Сегодня, когда устал от двухдневной работы над небольшим (в 4 стр.) предисловием к книге И. Торопова для издательства «Современник», подумалось о следующем: моя основная беда в работе за столом – неумение подразделять работу на главную и второстепенную. Один Бог знает, сколько сил и времени я тратил на пустяки, на такую работу, которую, наверное, следовало бы делать проще, легче, скорее и без творческой натуги. За 23 года я сделал, наверное, полсотни докладов и выступлений на разного рода ответственных конференциях, пленумах, совещаниях – каждое из них написал слово в слово.
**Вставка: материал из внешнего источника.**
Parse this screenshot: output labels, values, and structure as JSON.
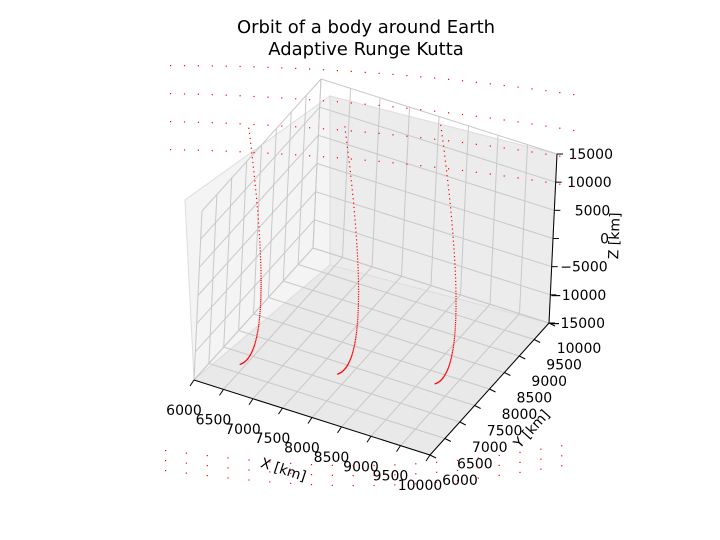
{
  "chart_data": {
    "type": "scatter",
    "projection": "3d",
    "title": "Orbit of a body around Earth",
    "subtitle": "Adaptive Runge Kutta",
    "xlabel": "X [km]",
    "ylabel": "Y [km]",
    "zlabel": "Z [km]",
    "xlim": [
      6000,
      10000
    ],
    "ylim": [
      6000,
      10000
    ],
    "zlim": [
      -15000,
      15000
    ],
    "x_ticks": [
      "6000",
      "6500",
      "7000",
      "7500",
      "8000",
      "8500",
      "9000",
      "9500",
      "10000"
    ],
    "y_ticks": [
      "6000",
      "6500",
      "7000",
      "7500",
      "8000",
      "8500",
      "9000",
      "9500",
      "10000"
    ],
    "z_ticks": [
      "−15000",
      "−10000",
      "−5000",
      "0",
      "5000",
      "10000",
      "15000"
    ],
    "grid": true,
    "marker_color": "#ff0000",
    "series": [
      {
        "points": [
          {
            "x": 6000,
            "y": 7500,
            "z": 21000
          },
          {
            "x": 6000,
            "y": 7500,
            "z": 15000
          },
          {
            "x": 6000,
            "y": 7500,
            "z": 9000
          },
          {
            "x": 6000,
            "y": 7500,
            "z": 4000
          },
          {
            "x": 6000,
            "y": 7500,
            "z": 0
          },
          {
            "x": 6000,
            "y": 7500,
            "z": -5000
          },
          {
            "x": 6000,
            "y": 7500,
            "z": -10000
          },
          {
            "x": 6000,
            "y": 7500,
            "z": -15000
          },
          {
            "x": 6000,
            "y": 7500,
            "z": -20000
          },
          {
            "x": 7400,
            "y": 8000,
            "z": 22000
          },
          {
            "x": 7400,
            "y": 8000,
            "z": 16000
          },
          {
            "x": 7400,
            "y": 8000,
            "z": 10000
          },
          {
            "x": 7400,
            "y": 8000,
            "z": 5000
          },
          {
            "x": 7400,
            "y": 8000,
            "z": 0
          },
          {
            "x": 7400,
            "y": 8000,
            "z": -5000
          },
          {
            "x": 7400,
            "y": 8000,
            "z": -10000
          },
          {
            "x": 7400,
            "y": 8000,
            "z": -15000
          },
          {
            "x": 7400,
            "y": 8000,
            "z": -20000
          },
          {
            "x": 8800,
            "y": 8500,
            "z": 23000
          },
          {
            "x": 8800,
            "y": 8500,
            "z": 17000
          },
          {
            "x": 8800,
            "y": 8500,
            "z": 11000
          },
          {
            "x": 8800,
            "y": 8500,
            "z": 5000
          },
          {
            "x": 8800,
            "y": 8500,
            "z": 0
          },
          {
            "x": 8800,
            "y": 8500,
            "z": -5000
          },
          {
            "x": 8800,
            "y": 8500,
            "z": -10000
          },
          {
            "x": 8800,
            "y": 8500,
            "z": -15000
          },
          {
            "x": 8800,
            "y": 8500,
            "z": -20000
          }
        ]
      }
    ]
  }
}
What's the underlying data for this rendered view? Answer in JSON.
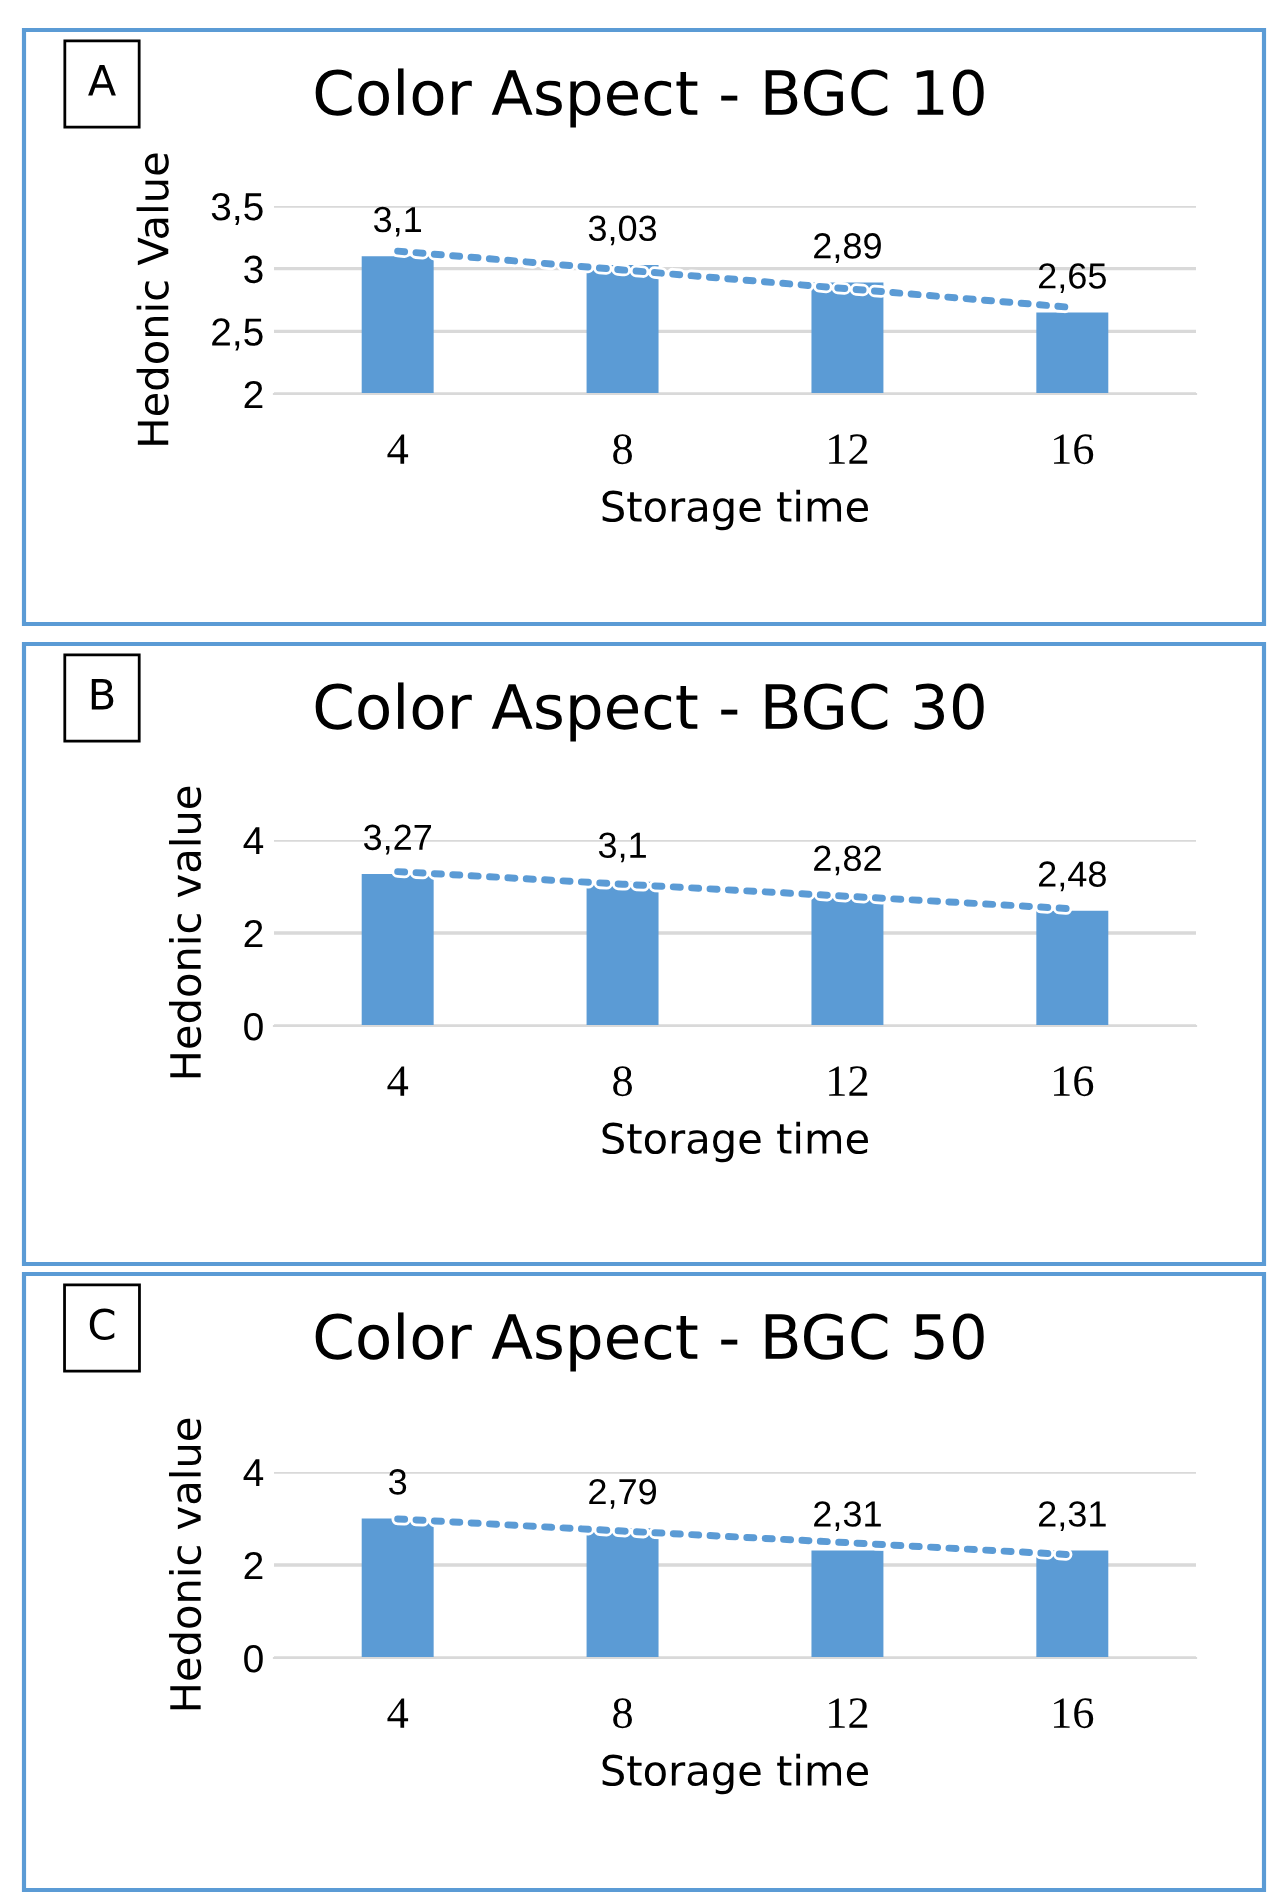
{
  "chart_data": [
    {
      "type": "bar",
      "title": "Color Aspect - BGC 10",
      "xlabel": "Storage time",
      "ylabel": "Hedonic Value",
      "annotations": [
        "A"
      ],
      "categories": [
        "4",
        "8",
        "12",
        "16"
      ],
      "series": [
        {
          "color": "#5b9bd5",
          "values": [
            3.1,
            3.03,
            2.89,
            2.65
          ],
          "value_labels": [
            "3,1",
            "3,03",
            "2,89",
            "2,65"
          ]
        },
        {
          "type": "line",
          "color": "#5b9bd5",
          "line_style": "dotted",
          "marker": "none",
          "x": [
            "4",
            "8",
            "12",
            "16"
          ],
          "values": [
            3.14,
            2.99,
            2.84,
            2.69
          ]
        }
      ],
      "ylim": [
        2,
        3.5
      ],
      "yticks": [
        {
          "value": 2,
          "label": "2"
        },
        {
          "value": 2.5,
          "label": "2,5"
        },
        {
          "value": 3,
          "label": "3"
        },
        {
          "value": 3.5,
          "label": "3,5"
        }
      ],
      "grid": "y",
      "legend": false
    },
    {
      "type": "bar",
      "title": "Color Aspect - BGC 30",
      "xlabel": "Storage time",
      "ylabel": "Hedonic value",
      "annotations": [
        "B"
      ],
      "categories": [
        "4",
        "8",
        "12",
        "16"
      ],
      "series": [
        {
          "color": "#5b9bd5",
          "values": [
            3.27,
            3.1,
            2.82,
            2.48
          ],
          "value_labels": [
            "3,27",
            "3,1",
            "2,82",
            "2,48"
          ]
        },
        {
          "type": "line",
          "color": "#5b9bd5",
          "line_style": "dotted",
          "marker": "none",
          "x": [
            "4",
            "8",
            "12",
            "16"
          ],
          "values": [
            3.32,
            3.05,
            2.79,
            2.52
          ]
        }
      ],
      "ylim": [
        0,
        4
      ],
      "yticks": [
        0,
        2,
        4
      ],
      "grid": "y",
      "legend": false
    },
    {
      "type": "bar",
      "title": "Color Aspect - BGC 50",
      "xlabel": "Storage time",
      "ylabel": "Hedonic value",
      "annotations": [
        "C"
      ],
      "categories": [
        "4",
        "8",
        "12",
        "16"
      ],
      "series": [
        {
          "color": "#5b9bd5",
          "values": [
            3,
            2.79,
            2.31,
            2.31
          ],
          "value_labels": [
            "3",
            "2,79",
            "2,31",
            "2,31"
          ]
        },
        {
          "type": "line",
          "color": "#5b9bd5",
          "line_style": "dotted",
          "marker": "none",
          "x": [
            "4",
            "8",
            "12",
            "16"
          ],
          "values": [
            2.99,
            2.73,
            2.48,
            2.22
          ]
        }
      ],
      "ylim": [
        0,
        4
      ],
      "yticks": [
        0,
        2,
        4
      ],
      "grid": "y",
      "legend": false
    }
  ]
}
Сделал много десятков небольших (7-10 стр.) рецензий, отзывов, предисловий и т. д. и т. п.
А ведь моя производительность – 2-3 стр. в день одинакова и для проходного доклада или выступления, и для работы над романом. Да плюс еще «утробные муки» в период обдумывания и подготовки. Сколько времени пропадает даром, сколько усилий идет впустую! О всякого рода выступлениях и говорить нечего, а взять хотя бы письменные мелочи…
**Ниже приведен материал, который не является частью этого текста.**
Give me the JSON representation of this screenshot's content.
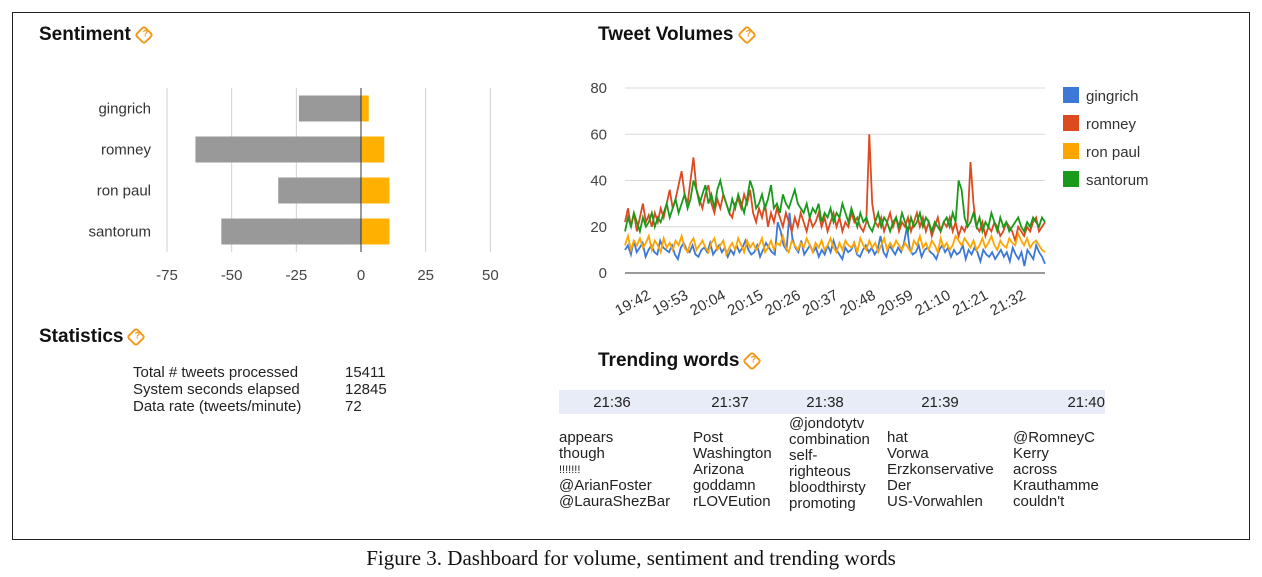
{
  "colors": {
    "negative_bar": "#999999",
    "positive_bar": "#ffb000",
    "gingrich": "#3c78d8",
    "romney": "#dc4b20",
    "ron_paul": "#ffa500",
    "santorum": "#1a9a1a",
    "trend_header": "#e8ecf7",
    "help_icon": "#f29a1b"
  },
  "panels": {
    "sentiment_title": "Sentiment",
    "volume_title": "Tweet Volumes",
    "statistics_title": "Statistics",
    "trending_title": "Trending words",
    "help_icon": "help-diamond-icon"
  },
  "statistics": [
    {
      "label": "Total # tweets processed",
      "value": "15411"
    },
    {
      "label": "System seconds elapsed",
      "value": "12845"
    },
    {
      "label": "Data rate (tweets/minute)",
      "value": "72"
    }
  ],
  "trending": {
    "columns": [
      {
        "time": "21:36",
        "words": [
          "appears",
          "though",
          "!!!!!!!",
          "@ArianFoster",
          "@LauraShezBar"
        ]
      },
      {
        "time": "21:37",
        "words": [
          "Post",
          "Washington",
          "Arizona",
          "goddamn",
          "rLOVEution"
        ]
      },
      {
        "time": "21:38",
        "words": [
          "@jondotytv",
          "combination",
          "self-",
          "righteous",
          "bloodthirsty",
          "promoting"
        ]
      },
      {
        "time": "21:39",
        "words": [
          "hat",
          "Vorwa",
          "Erzkonservative",
          "Der",
          "US-Vorwahlen"
        ]
      },
      {
        "time": "21:40",
        "words": [
          "@RomneyC",
          "Kerry",
          "across",
          "Krauthamme",
          "couldn't"
        ]
      }
    ]
  },
  "caption": "Figure 3. Dashboard for volume, sentiment and trending words",
  "chart_data": [
    {
      "type": "bar",
      "orientation": "horizontal",
      "stacked": true,
      "categories": [
        "gingrich",
        "romney",
        "ron paul",
        "santorum"
      ],
      "series": [
        {
          "values": [
            -24,
            -64,
            -32,
            -54
          ]
        },
        {
          "values": [
            3,
            9,
            11,
            11
          ]
        }
      ],
      "xlim": [
        -75,
        75
      ],
      "xticks": [
        -75,
        -50,
        -25,
        0,
        25,
        50
      ],
      "grid": true
    },
    {
      "type": "line",
      "x_tick_labels": [
        "19:42",
        "19:53",
        "20:04",
        "20:15",
        "20:26",
        "20:37",
        "20:48",
        "20:59",
        "21:10",
        "21:21",
        "21:32"
      ],
      "ylim": [
        0,
        80
      ],
      "yticks": [
        0,
        20,
        40,
        60,
        80
      ],
      "grid": true,
      "legend": "right",
      "series": [
        {
          "name": "gingrich",
          "values": [
            10,
            12,
            8,
            14,
            9,
            11,
            13,
            7,
            10,
            12,
            9,
            8,
            14,
            11,
            10,
            9,
            12,
            8,
            6,
            11,
            13,
            10,
            9,
            12,
            8,
            7,
            10,
            11,
            9,
            13,
            8,
            10,
            12,
            9,
            11,
            7,
            10,
            8,
            12,
            9,
            11,
            14,
            10,
            8,
            9,
            12,
            7,
            10,
            13,
            11,
            9,
            8,
            22,
            18,
            12,
            10,
            26,
            15,
            11,
            9,
            14,
            8,
            10,
            12,
            9,
            11,
            7,
            10,
            8,
            12,
            9,
            14,
            10,
            8,
            6,
            11,
            9,
            10,
            13,
            8,
            7,
            10,
            12,
            9,
            11,
            8,
            10,
            16,
            9,
            7,
            12,
            10,
            8,
            11,
            9,
            13,
            20,
            10,
            8,
            9,
            12,
            7,
            10,
            11,
            9,
            8,
            6,
            10,
            12,
            9,
            11,
            7,
            10,
            8,
            9,
            12,
            6,
            10,
            8,
            11,
            9,
            5,
            10,
            8,
            7,
            9,
            6,
            8,
            10,
            7,
            9,
            5,
            11,
            8,
            6,
            9,
            3,
            10,
            8,
            6,
            12,
            9,
            7,
            4
          ]
        },
        {
          "name": "romney",
          "values": [
            22,
            28,
            20,
            26,
            18,
            24,
            30,
            22,
            25,
            20,
            26,
            22,
            28,
            24,
            30,
            36,
            28,
            32,
            38,
            44,
            34,
            30,
            40,
            50,
            36,
            32,
            28,
            34,
            38,
            30,
            26,
            32,
            28,
            34,
            30,
            26,
            24,
            30,
            32,
            28,
            34,
            30,
            36,
            26,
            22,
            28,
            24,
            30,
            20,
            26,
            22,
            28,
            24,
            20,
            26,
            22,
            18,
            24,
            20,
            26,
            22,
            18,
            24,
            20,
            22,
            26,
            20,
            24,
            18,
            22,
            26,
            20,
            24,
            18,
            22,
            20,
            26,
            22,
            24,
            20,
            18,
            22,
            60,
            30,
            22,
            20,
            24,
            18,
            22,
            26,
            20,
            24,
            18,
            22,
            20,
            24,
            18,
            22,
            26,
            20,
            24,
            18,
            22,
            16,
            20,
            24,
            18,
            22,
            20,
            24,
            18,
            22,
            16,
            20,
            18,
            22,
            48,
            30,
            20,
            18,
            22,
            16,
            20,
            18,
            22,
            20,
            16,
            18,
            22,
            20,
            18,
            14,
            20,
            18,
            16,
            20,
            18,
            22,
            24,
            18,
            20,
            22
          ]
        },
        {
          "name": "ron paul",
          "values": [
            12,
            16,
            10,
            14,
            12,
            15,
            11,
            13,
            16,
            10,
            14,
            12,
            9,
            15,
            11,
            13,
            10,
            14,
            12,
            16,
            11,
            9,
            13,
            15,
            10,
            12,
            14,
            11,
            9,
            13,
            15,
            10,
            12,
            14,
            8,
            11,
            13,
            10,
            15,
            12,
            9,
            14,
            11,
            13,
            10,
            12,
            15,
            9,
            11,
            14,
            10,
            13,
            12,
            16,
            11,
            9,
            14,
            12,
            10,
            13,
            11,
            15,
            12,
            9,
            13,
            11,
            14,
            10,
            12,
            15,
            11,
            9,
            13,
            10,
            14,
            12,
            11,
            13,
            9,
            15,
            12,
            10,
            14,
            11,
            13,
            9,
            12,
            15,
            10,
            13,
            11,
            14,
            12,
            10,
            13,
            11,
            9,
            14,
            12,
            16,
            11,
            13,
            10,
            14,
            12,
            9,
            15,
            11,
            13,
            10,
            12,
            16,
            14,
            12,
            15,
            13,
            11,
            14,
            10,
            12,
            15,
            11,
            13,
            16,
            12,
            10,
            14,
            12,
            11,
            15,
            13,
            12,
            17,
            14,
            12,
            15,
            11,
            13,
            14,
            12,
            10,
            9
          ]
        },
        {
          "name": "santorum",
          "values": [
            18,
            24,
            20,
            26,
            22,
            18,
            24,
            20,
            22,
            26,
            20,
            24,
            22,
            26,
            30,
            24,
            28,
            32,
            26,
            30,
            34,
            28,
            32,
            40,
            36,
            30,
            34,
            38,
            30,
            34,
            28,
            36,
            40,
            34,
            30,
            26,
            32,
            28,
            34,
            30,
            26,
            32,
            40,
            36,
            28,
            30,
            34,
            28,
            32,
            38,
            28,
            30,
            26,
            34,
            30,
            28,
            32,
            36,
            30,
            28,
            26,
            30,
            24,
            28,
            26,
            30,
            22,
            26,
            24,
            28,
            22,
            26,
            24,
            30,
            26,
            22,
            28,
            24,
            20,
            26,
            22,
            24,
            20,
            18,
            22,
            26,
            20,
            24,
            22,
            18,
            22,
            24,
            20,
            26,
            22,
            18,
            24,
            20,
            22,
            26,
            20,
            24,
            22,
            18,
            22,
            20,
            18,
            22,
            24,
            20,
            26,
            22,
            40,
            36,
            24,
            20,
            22,
            26,
            20,
            24,
            18,
            22,
            20,
            26,
            22,
            18,
            24,
            20,
            22,
            18,
            20,
            22,
            24,
            20,
            18,
            22,
            20,
            24,
            22,
            20,
            24,
            22
          ]
        }
      ]
    }
  ]
}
Четыре выходных дня я потратил на то, чтобы по просьбе ленинградца А. Розена написать несколько страниц предисловия к повести И. Петрова «Ильинский пост». Мучился, терзался так, что порывался даже звонить, чтобы отказаться от этой работы. Хотелось написать или хорошо, на полную выкладку, или не писать совсем. Раза два-три частями, а потом полностью переписал вступление. И где оно, кому оно нужно, да и появится ли оно в печати вообще, да если и появится, то какой толк, если подобные выступления редко кто читает в книгах.
Подумалось – не лучше ли было написать эти 4 страницы в книгу об Анохине. А эти серии рецензий, которые писал я на рукописи для издательства «Современник». Разве кому-либо есть дело до формы этих закрытых рецензий? Такое надо писать быстро и легко, не утруждая себя муками и поисками, как пишут другие…
Порассуждаешь так – и стыдно становится. А разве есть в литературном деле пустяки, разве не обязан каждый человек делать каждое дело с полной отдачей, в меру способностей? Не являются ли мои мысли и сожаления уступкой распространившемуся в наши дни жалкому литературному делячеству и безверию в резон любой работы, кроме собственно выгодной?
Виноват я не в том, что со всей серьезностью делаю малое и пустяковое дело, а в том, что мало работаю над настоящим, большим, что задумано и не исполнено. Будь по-иному, меньше брался бы за пустяки. А коль взялся – надо делать на полную катушку. Оказывается, корень-то здесь, а первое, наверное, от лукавого, хотя и действительно жаль, что столько сил тратилось втуне.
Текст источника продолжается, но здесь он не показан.